30 septembre 2016 / 13:17 / dans un an

Après Nissan, Jaguar Land Rover réclame un Brexit équitable

Jaguar Land Rover va "réorienter sa réflexion" sur ses investissements après la décision britannique de sortir de l'Union européenne. Pour le premier constructeur automobile britannique, si Nissan obtient de Londres des compensations, les autres constructeurs doivent également bénéficier d'un traitement équivalent. /Photo prise le 12 septembre 2016/REUTERS/Phil Noble

LONDRES (Reuters) - Jaguar Land Rover a déclaré vendredi qu‘il allait “réorienter sa réflexion” sur ses investissements après la décision britannique de sortir de l‘Union européenne, ajoutant que si Nissan obtenait de Londres des compensations, les autres constructeurs devaient bénéficier d‘un traitement équivalent.

Le directeur général du premier constructeur automobile britannique, Ralf Speth, a expliqué dans un entretien à Reuters à l‘occasion du Mondial de l‘auto à Paris que certains clients en Europe, le plus grand marché de Jaguar Land Rover, ne voulaient plus acheter de voitures britanniques après le vote pour le Brexit.

Interrogé sur les propos du PDG de Nissan, Carlos Ghosn, qui a déclaré jeudi qu‘il ne s‘engagerait pas dans de nouveaux investissements au Royaume-Uni sans accord avec Londres sur des compensations en cas d‘éventuels coûts douaniers liés au Brexit, il a répondu:

“Nous sommes le seul constructeur automobile du Royaume-Uni à réaliser tous nos travaux de recherche, de conception, d‘ingénierie, de planification de la production au Royaume-Uni. Nous voulons bénéficier d‘un traitement juste et d‘une concurrence équitable au bout du compte.”
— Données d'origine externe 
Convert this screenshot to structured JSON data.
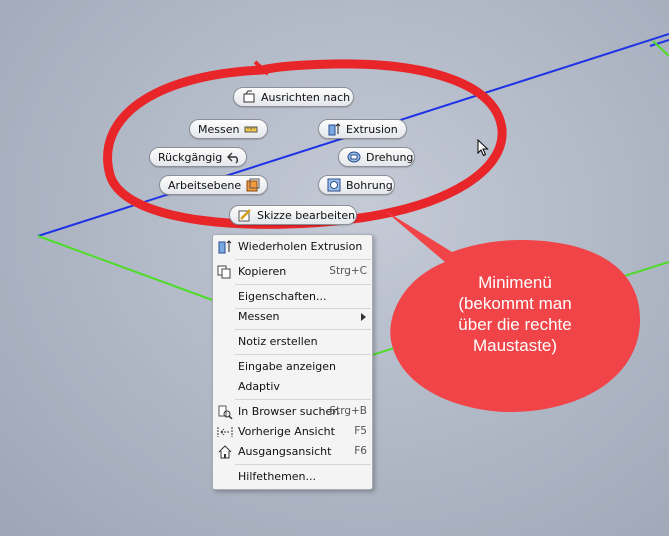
{
  "minimenu": {
    "ausrichten": "Ausrichten nach",
    "messen": "Messen",
    "extrusion": "Extrusion",
    "rueckgaengig": "Rückgängig",
    "drehung": "Drehung",
    "arbeitsebene": "Arbeitsebene",
    "bohrung": "Bohrung",
    "skizze": "Skizze bearbeiten"
  },
  "context_menu": {
    "items": [
      {
        "label": "Wiederholen Extrusion",
        "shortcut": ""
      },
      {
        "label": "Kopieren",
        "shortcut": "Strg+C"
      },
      {
        "label": "Eigenschaften...",
        "shortcut": ""
      },
      {
        "label": "Messen",
        "shortcut": ""
      },
      {
        "label": "Notiz erstellen",
        "shortcut": ""
      },
      {
        "label": "Eingabe anzeigen",
        "shortcut": ""
      },
      {
        "label": "Adaptiv",
        "shortcut": ""
      },
      {
        "label": "In Browser suchen",
        "shortcut": "Strg+B"
      },
      {
        "label": "Vorherige Ansicht",
        "shortcut": "F5"
      },
      {
        "label": "Ausgangsansicht",
        "shortcut": "F6"
      },
      {
        "label": "Hilfethemen...",
        "shortcut": ""
      }
    ]
  },
  "callout": {
    "lines": [
      "Minimenü",
      "(bekommt man",
      "über die rechte",
      "Maustaste)"
    ]
  },
  "colors": {
    "annotation_red": "#e8262a",
    "bubble_red": "#f04448",
    "plane_blue": "#1f33e6",
    "plane_green": "#4fdc2a"
  }
}
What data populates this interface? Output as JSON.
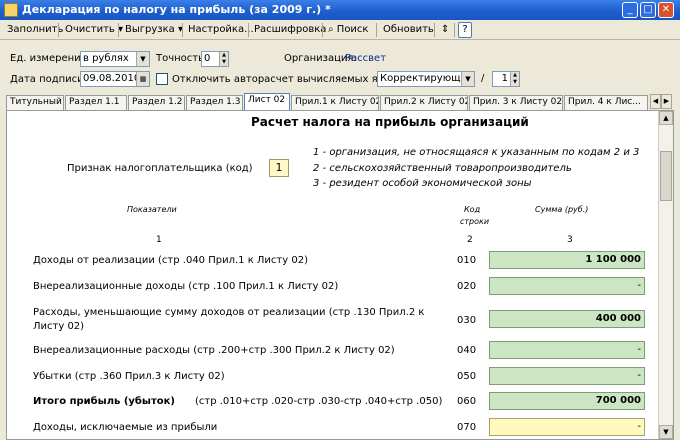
{
  "window": {
    "title": "Декларация по налогу на прибыль (за 2009 г.) *"
  },
  "toolbar": {
    "fill": "Заполнить",
    "clear": "Очистить",
    "export": "Выгрузка",
    "settings": "Настройка...",
    "decode": "Расшифровка",
    "search": "Поиск",
    "refresh": "Обновить",
    "help": "?"
  },
  "params": {
    "unit_label": "Ед. измерения:",
    "unit_value": "в рублях",
    "precision_label": "Точность:",
    "precision_value": "0",
    "org_label": "Организация:",
    "org_value": "Рассвет",
    "sign_date_label": "Дата подписи:",
    "sign_date_value": "09.08.2010",
    "autocalc_label": "Отключить авторасчет вычисляемых ячеек",
    "doc_type_value": "Корректирующий",
    "slash": "/",
    "correction_number": "1"
  },
  "tabs": [
    "Титульный",
    "Раздел 1.1",
    "Раздел 1.2",
    "Раздел 1.3",
    "Лист 02",
    "Прил.1 к Листу 02",
    "Прил.2 к Листу 02",
    "Прил. 3 к Листу 02",
    "Прил. 4 к Лис..."
  ],
  "sheet": {
    "title": "Расчет налога на прибыль организаций",
    "taxpayer_label": "Признак налогоплательщика (код)",
    "taxpayer_code": "1",
    "legend": [
      "1 - организация, не относящаяся к указанным по кодам 2 и 3",
      "2 - сельскохозяйственный товаропроизводитель",
      "3 - резидент особой экономической зоны"
    ],
    "col_indicators": "Показатели",
    "col_code_1": "Код",
    "col_code_2": "строки",
    "col_sum": "Сумма (руб.)",
    "num_1": "1",
    "num_2": "2",
    "num_3": "3",
    "rows": [
      {
        "label": "Доходы от реализации (стр .040 Прил.1 к Листу 02)",
        "code": "010",
        "value": "1 100 000"
      },
      {
        "label": "Внереализационные доходы (стр .100 Прил.1 к Листу 02)",
        "code": "020",
        "value": "-"
      },
      {
        "label": "Расходы, уменьшающие сумму доходов от реализации (стр .130 Прил.2 к",
        "label2": "Листу 02)",
        "code": "030",
        "value": "400 000"
      },
      {
        "label": "Внереализационные расходы (стр .200+стр .300 Прил.2 к Листу 02)",
        "code": "040",
        "value": "-"
      },
      {
        "label": "Убытки (стр .360 Прил.3 к Листу 02)",
        "code": "050",
        "value": "-"
      },
      {
        "label": "Итого прибыль (убыток)",
        "label_formula": "(стр .010+стр .020-стр .030-стр .040+стр .050)",
        "code": "060",
        "value": "700 000"
      },
      {
        "label": "Доходы, исключаемые из прибыли",
        "code": "070",
        "value": "-"
      }
    ]
  }
}
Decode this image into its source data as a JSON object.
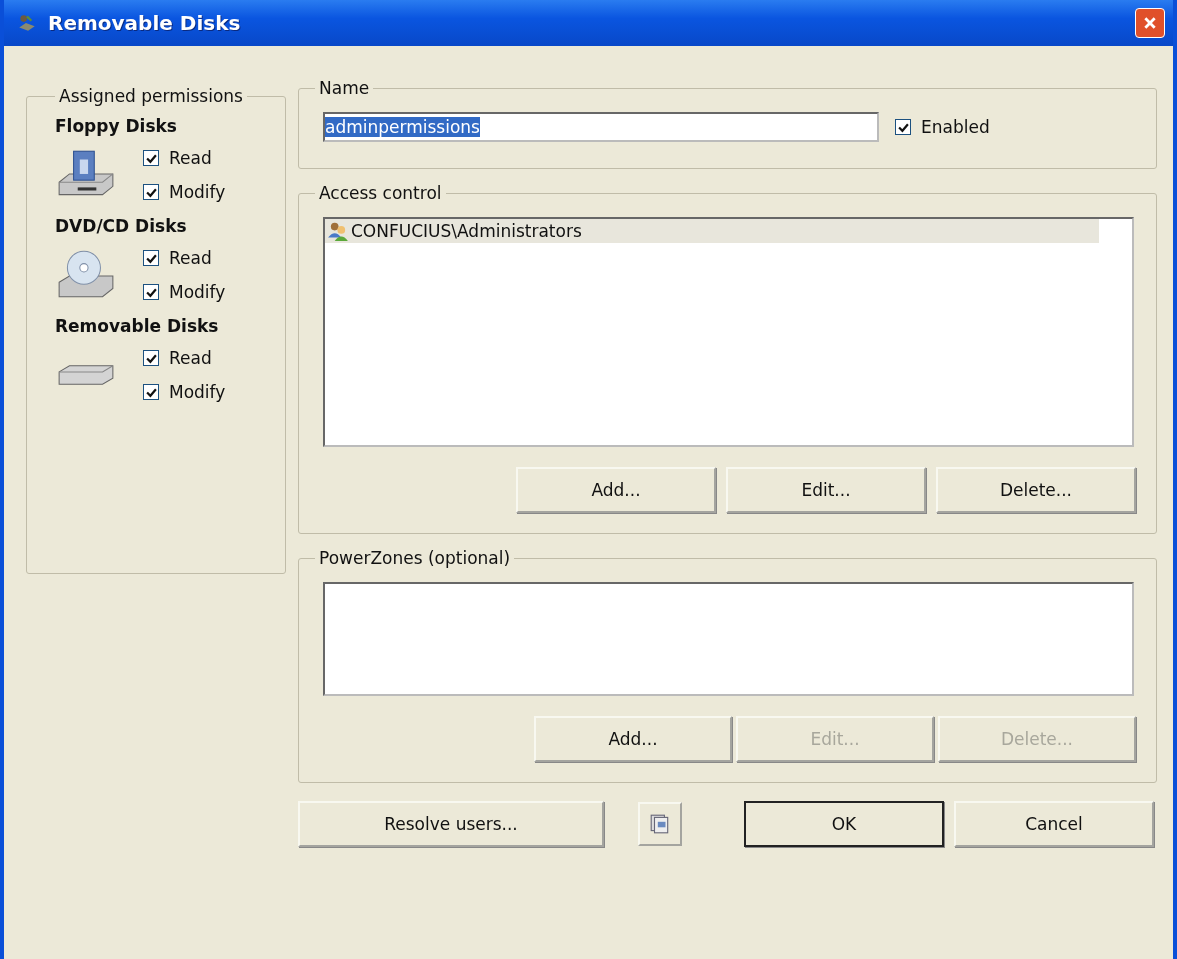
{
  "window": {
    "title": "Removable Disks"
  },
  "assigned_permissions": {
    "legend": "Assigned permissions",
    "devices": [
      {
        "kind": "floppy",
        "title": "Floppy Disks",
        "options": [
          {
            "label": "Read",
            "checked": true
          },
          {
            "label": "Modify",
            "checked": true
          }
        ]
      },
      {
        "kind": "cd",
        "title": "DVD/CD Disks",
        "options": [
          {
            "label": "Read",
            "checked": true
          },
          {
            "label": "Modify",
            "checked": true
          }
        ]
      },
      {
        "kind": "removable",
        "title": "Removable Disks",
        "options": [
          {
            "label": "Read",
            "checked": true
          },
          {
            "label": "Modify",
            "checked": true
          }
        ]
      }
    ]
  },
  "name_group": {
    "legend": "Name",
    "value": "adminpermissions",
    "enabled": {
      "label": "Enabled",
      "checked": true
    }
  },
  "access_control": {
    "legend": "Access control",
    "entries": [
      {
        "label": "CONFUCIUS\\Administrators",
        "selected": true
      }
    ],
    "buttons": [
      {
        "label": "Add...",
        "disabled": false
      },
      {
        "label": "Edit...",
        "disabled": false
      },
      {
        "label": "Delete...",
        "disabled": false
      }
    ]
  },
  "power_zones": {
    "legend": "PowerZones (optional)",
    "buttons": [
      {
        "label": "Add...",
        "disabled": false
      },
      {
        "label": "Edit...",
        "disabled": true
      },
      {
        "label": "Delete...",
        "disabled": true
      }
    ]
  },
  "footer": {
    "resolve": {
      "label": "Resolve users..."
    },
    "ok": {
      "label": "OK",
      "default": true
    },
    "cancel": {
      "label": "Cancel"
    }
  }
}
Il a dit que son entreprise, qui a construit le tiers des 1,6 million de voitures assemblées au Royaume-Uni l‘an dernier, pourrait être doublement pénalisée si le Brexit se soldait par l‘instauration de droits de douanes sur les exportations de voitures et sur les importations de pièces détachées et de technologie en provenance de l‘Union européenne.

Ralf Speth a ajouté que la stratégie d‘investissement à long terme du groupe n‘avait pas changé mais qu‘elle devait être repensée après le vote du 23 juin.

Il a néanmoins laissé la porte ouverture à de nouveaux investissements dont une usine de batteries électriques et de voitures au Royaume-Uni, si les conditions s‘y prêtent.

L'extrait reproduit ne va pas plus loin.